I get frustrated when I hear people talk about strategy, and then think they are done when they have come up with a vision and objectives. To me that is a mere platitude. I agree with Richard Rumelt that a good strategy is an “effective mix of thought and action”.
Strategy needs both, but it also needs an approach to link the two together. That’s where the 'Basic rule of strategy' from Dixit and Nailbuff comes in: “Look ahead and reason back”. It’s about anticipating where your initial actions will lead, and then using data to make the best decisions to get you there.
This concept is captured brilliantly by John Braddock in the Spy’s guide to strategy, which builds on the concept that strategy is a mix of imagination, reasoning, and action.
However, imagination is not a guarantee of success, even when you include reasoned action. This is why I add a fourth to the mix, that of ‘Learning’. We operate in a complex and uncertain environment, so it's important we get empirical feedback to assess whether our strategy is working; and if it isn’t, what do we need to do about it?
These four steps break down as follows:
Step1: Imagine forward
The first step is an act of imagination. Establishing the vision and objectives of a desired future state, that will inspire and define the challenge ahead.
Fig 1: Step 1 'Imagining'
Don’t get fixated on that desired future state though, or you will get trapped in what Gabrielle Oettingen calls a ‘positive fantasy’. Her research has shown that imagining the desired future triggers the sort of relaxation that would normally accompany its actual achievement. The hard part is not defining a future state, it’s working out how you could get there, then having the discipline to start to move toward it. This is where the next steps come in.
Step 2: Reason backward
To strive for a ‘Future’, you need to understand the ‘Now’ and create an overall cohesive approach. Switch to using logic to draw conclusions based on facts and assumptions. How might you make steps toward that desired future? This involves what is called a ‘dual strategy model of reasoning’, using counterexamples (mental models of what could happen) and statistical probabilities (what is the likelihood of that occurring).
Fig 2: Step 2 'Reasoning'
Using that approach to reasoning, I break this step down into two main areas:
1. Understanding the Now state
What is happening right now? What is the current condition?

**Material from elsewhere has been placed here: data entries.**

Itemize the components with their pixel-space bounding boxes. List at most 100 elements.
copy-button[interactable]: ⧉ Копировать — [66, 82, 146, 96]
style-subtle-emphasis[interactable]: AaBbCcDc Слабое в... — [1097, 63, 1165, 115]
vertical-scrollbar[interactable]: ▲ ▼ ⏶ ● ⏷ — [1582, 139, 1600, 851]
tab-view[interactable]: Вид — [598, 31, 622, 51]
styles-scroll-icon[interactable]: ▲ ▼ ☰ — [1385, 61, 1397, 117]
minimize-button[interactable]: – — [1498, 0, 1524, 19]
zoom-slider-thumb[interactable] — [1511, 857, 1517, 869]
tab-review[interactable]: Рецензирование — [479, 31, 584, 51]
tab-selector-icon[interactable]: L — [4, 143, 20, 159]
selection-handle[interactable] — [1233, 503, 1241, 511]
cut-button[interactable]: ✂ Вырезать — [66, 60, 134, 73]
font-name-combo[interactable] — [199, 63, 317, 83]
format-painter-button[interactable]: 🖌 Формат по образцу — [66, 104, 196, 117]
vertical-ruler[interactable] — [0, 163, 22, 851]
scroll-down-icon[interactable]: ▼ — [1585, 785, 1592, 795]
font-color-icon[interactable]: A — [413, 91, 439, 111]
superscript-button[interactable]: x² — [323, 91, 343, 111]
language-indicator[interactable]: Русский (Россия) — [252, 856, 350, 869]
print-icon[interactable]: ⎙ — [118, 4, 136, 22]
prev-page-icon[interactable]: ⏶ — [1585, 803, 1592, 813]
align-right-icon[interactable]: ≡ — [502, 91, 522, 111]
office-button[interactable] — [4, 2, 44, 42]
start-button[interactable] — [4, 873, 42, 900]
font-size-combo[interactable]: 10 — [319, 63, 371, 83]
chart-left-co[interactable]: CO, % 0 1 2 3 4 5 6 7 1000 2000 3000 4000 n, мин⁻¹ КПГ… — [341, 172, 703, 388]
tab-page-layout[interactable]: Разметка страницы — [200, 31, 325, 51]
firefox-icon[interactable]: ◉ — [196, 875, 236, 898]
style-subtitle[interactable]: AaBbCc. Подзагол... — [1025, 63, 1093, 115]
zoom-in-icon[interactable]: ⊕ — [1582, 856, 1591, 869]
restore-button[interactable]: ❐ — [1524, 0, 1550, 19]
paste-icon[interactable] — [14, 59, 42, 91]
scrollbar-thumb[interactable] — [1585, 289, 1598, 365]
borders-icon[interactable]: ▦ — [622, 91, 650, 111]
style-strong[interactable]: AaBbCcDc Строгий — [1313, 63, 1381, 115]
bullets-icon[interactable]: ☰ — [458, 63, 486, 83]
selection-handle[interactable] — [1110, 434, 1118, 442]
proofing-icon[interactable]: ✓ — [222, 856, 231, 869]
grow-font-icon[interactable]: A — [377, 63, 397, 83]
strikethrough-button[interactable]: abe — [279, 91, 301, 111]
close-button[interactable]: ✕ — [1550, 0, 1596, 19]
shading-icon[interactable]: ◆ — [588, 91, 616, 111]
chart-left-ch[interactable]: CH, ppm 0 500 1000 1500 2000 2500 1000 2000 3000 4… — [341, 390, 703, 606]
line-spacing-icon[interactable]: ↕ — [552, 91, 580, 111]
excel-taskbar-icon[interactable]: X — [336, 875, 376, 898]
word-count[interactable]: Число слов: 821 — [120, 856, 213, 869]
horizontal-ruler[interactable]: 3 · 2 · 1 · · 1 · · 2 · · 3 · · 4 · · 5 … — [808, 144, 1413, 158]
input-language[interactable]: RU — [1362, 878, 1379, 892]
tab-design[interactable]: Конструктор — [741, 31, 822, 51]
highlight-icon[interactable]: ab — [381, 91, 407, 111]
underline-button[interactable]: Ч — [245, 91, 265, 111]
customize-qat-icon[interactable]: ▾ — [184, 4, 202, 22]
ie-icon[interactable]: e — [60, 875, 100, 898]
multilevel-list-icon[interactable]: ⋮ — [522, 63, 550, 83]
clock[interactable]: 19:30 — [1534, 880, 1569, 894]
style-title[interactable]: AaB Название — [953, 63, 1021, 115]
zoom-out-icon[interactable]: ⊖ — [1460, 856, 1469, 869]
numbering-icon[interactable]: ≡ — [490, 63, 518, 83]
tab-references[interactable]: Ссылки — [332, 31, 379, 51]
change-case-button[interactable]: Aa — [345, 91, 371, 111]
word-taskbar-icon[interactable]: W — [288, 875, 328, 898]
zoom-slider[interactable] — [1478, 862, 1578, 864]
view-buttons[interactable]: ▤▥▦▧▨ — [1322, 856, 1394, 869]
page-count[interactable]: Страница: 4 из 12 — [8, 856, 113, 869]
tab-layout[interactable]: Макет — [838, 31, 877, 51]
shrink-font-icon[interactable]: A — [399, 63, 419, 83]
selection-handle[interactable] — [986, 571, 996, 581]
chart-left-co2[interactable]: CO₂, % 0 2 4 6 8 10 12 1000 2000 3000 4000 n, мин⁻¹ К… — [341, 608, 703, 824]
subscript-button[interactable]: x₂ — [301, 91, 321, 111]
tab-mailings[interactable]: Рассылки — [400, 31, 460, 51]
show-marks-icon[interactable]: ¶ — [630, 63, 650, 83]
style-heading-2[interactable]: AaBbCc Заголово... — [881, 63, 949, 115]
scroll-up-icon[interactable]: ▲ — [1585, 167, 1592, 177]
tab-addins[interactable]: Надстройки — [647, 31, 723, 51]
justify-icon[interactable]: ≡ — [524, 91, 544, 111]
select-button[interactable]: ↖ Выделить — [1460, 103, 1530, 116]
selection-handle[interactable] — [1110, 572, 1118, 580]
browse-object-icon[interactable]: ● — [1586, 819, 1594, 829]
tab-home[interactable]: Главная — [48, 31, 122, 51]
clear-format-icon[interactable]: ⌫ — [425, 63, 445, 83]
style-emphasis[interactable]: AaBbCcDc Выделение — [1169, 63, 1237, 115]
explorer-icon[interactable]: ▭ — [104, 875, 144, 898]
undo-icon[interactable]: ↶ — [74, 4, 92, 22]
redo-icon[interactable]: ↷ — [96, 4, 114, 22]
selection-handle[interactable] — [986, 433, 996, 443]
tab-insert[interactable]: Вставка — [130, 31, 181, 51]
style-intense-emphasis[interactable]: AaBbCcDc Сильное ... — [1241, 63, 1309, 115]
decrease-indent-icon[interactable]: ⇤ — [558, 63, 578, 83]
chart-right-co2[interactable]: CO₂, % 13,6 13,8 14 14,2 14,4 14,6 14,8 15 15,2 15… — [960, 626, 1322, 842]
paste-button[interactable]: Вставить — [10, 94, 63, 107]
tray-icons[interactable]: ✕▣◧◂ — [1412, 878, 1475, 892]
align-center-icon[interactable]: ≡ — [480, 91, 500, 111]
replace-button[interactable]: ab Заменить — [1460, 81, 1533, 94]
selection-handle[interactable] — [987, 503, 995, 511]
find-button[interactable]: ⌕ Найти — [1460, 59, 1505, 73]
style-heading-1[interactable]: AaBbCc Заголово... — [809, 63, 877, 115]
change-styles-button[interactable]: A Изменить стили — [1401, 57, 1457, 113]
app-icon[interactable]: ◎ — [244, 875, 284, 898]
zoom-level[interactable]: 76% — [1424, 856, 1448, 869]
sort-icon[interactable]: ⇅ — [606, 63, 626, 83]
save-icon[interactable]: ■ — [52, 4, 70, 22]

Why might those things be happening? Why are things the way they are?
2. Understanding how we might get from the Now to the Future state
How will you measure progress?
What obstacles lie in the way? What options are there?

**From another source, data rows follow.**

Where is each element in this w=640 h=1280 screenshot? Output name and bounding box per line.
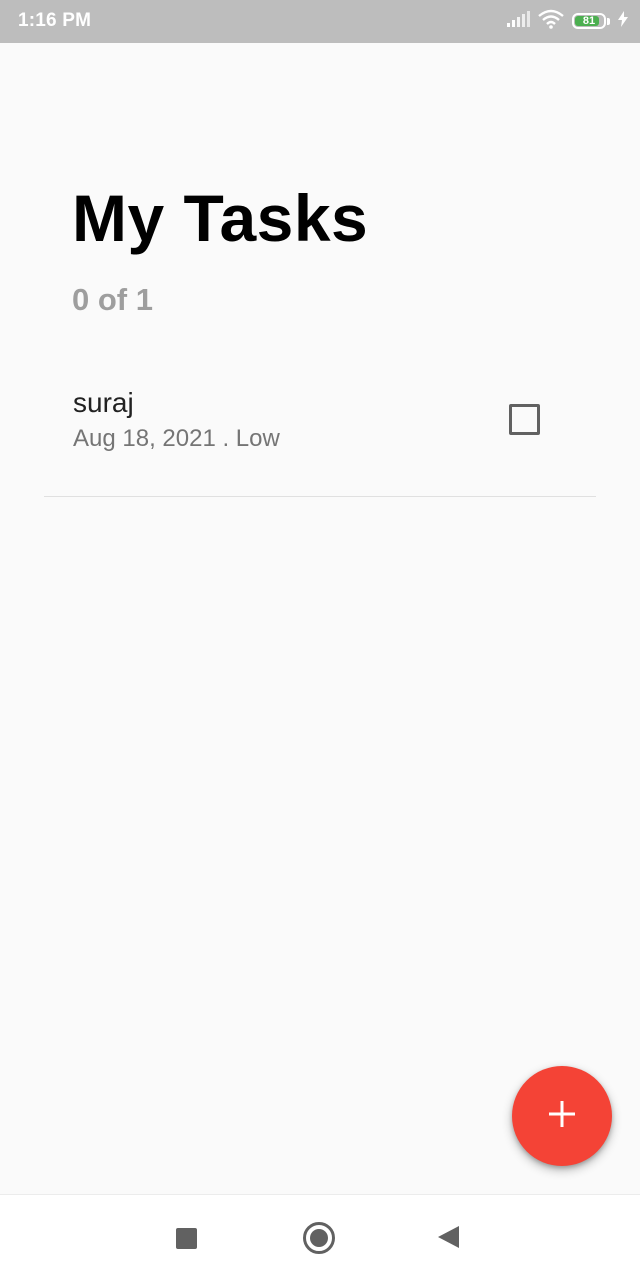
battery-icon: 81	[572, 13, 606, 29]
battery-nub	[607, 17, 610, 25]
task-count: 0 of 1	[72, 282, 153, 317]
task-item[interactable]: suraj Aug 18, 2021 . Low	[44, 368, 596, 497]
back-triangle-icon[interactable]	[438, 1226, 459, 1248]
status-time: 1:16 PM	[18, 10, 92, 31]
add-task-button[interactable]	[512, 1066, 612, 1166]
task-meta: Aug 18, 2021 . Low	[73, 425, 280, 452]
plus-icon	[547, 1099, 577, 1134]
home-circle-icon[interactable]	[303, 1222, 335, 1254]
page-title: My Tasks	[72, 181, 369, 255]
charging-bolt-icon	[618, 10, 628, 32]
task-title: suraj	[73, 387, 134, 418]
task-checkbox[interactable]	[509, 404, 540, 435]
wifi-icon	[538, 9, 564, 34]
battery-level: 81	[582, 14, 596, 27]
system-nav-bar	[0, 1194, 640, 1280]
home-circle-inner	[310, 1229, 328, 1247]
status-bar: 1:16 PM 81	[0, 0, 640, 43]
signal-icon	[506, 10, 530, 33]
status-icons: 81	[506, 9, 628, 33]
recents-square-icon[interactable]	[176, 1228, 197, 1249]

What assumptions do you have, what is their risk and what evidence do you have for them?
What could you do next? What is feasible?

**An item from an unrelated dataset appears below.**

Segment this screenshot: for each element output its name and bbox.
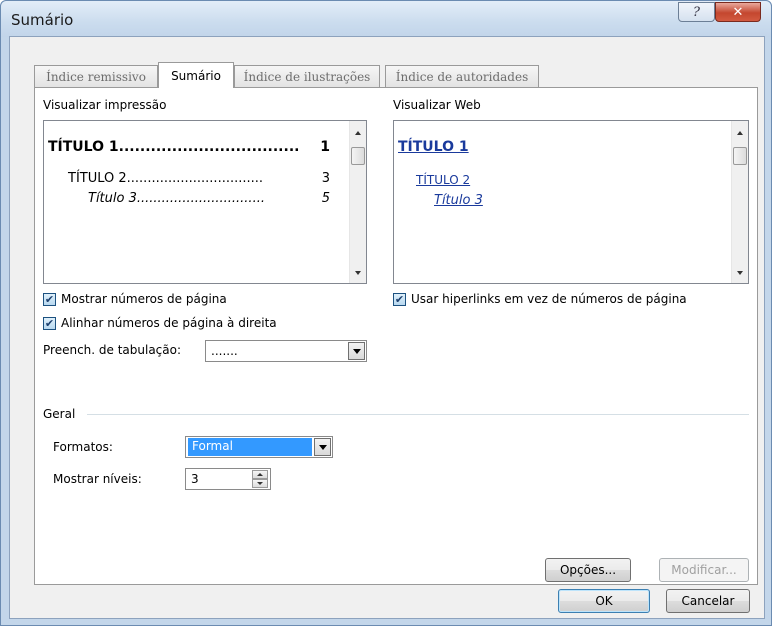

Remember you have still not achieved anything yet! You will now need to take action, through focusing effort and energy to make steps toward that desired future state.
Step 3: Take Action
Now shift to action, get tactical and actually build and do something. It’s all about turning those reasoned decisions into a small set of coherent actions that will actively move you closer toward your desired future state.
Fig 3: Step 3 'Action'
These 3 steps by themself are not enough though, as a strategy is not a predictable plan. There is a need to learn and adjust as we take action and gain feedback. This brings much needed agility to our strategy, this is why I add a fourth step to this model.
Step 4: Learn from Feedback
In a complex and uncertain environment, we need to get feedback from the actions we undertake to establish if we are making progress toward the desired future. To enable that, I add this fourth step that creates a Build-Measure-Learn empirical feedback loop. The ‘Build’ Action step feeds back into the ‘Measure’ and ‘Learn’ of the ‘Reason’ step, which helps encourage a data led, experimental mindset to strategy.
Fig 4: Step 4 'Learning'
Strategy is about mixing Imagination, Reasoning, Action and Learning into a cohesive whole. Strategy needs all these things to be successful, specifically reasoned action with regular feedback learning loops, all within the context of a clear purpose. To paraphrase a Morris Chang quote - ‘Without purpose, action is aimless. Without action, purpose is useless’; and without feedback and learning you will never know if your action is ever achieving its purpose.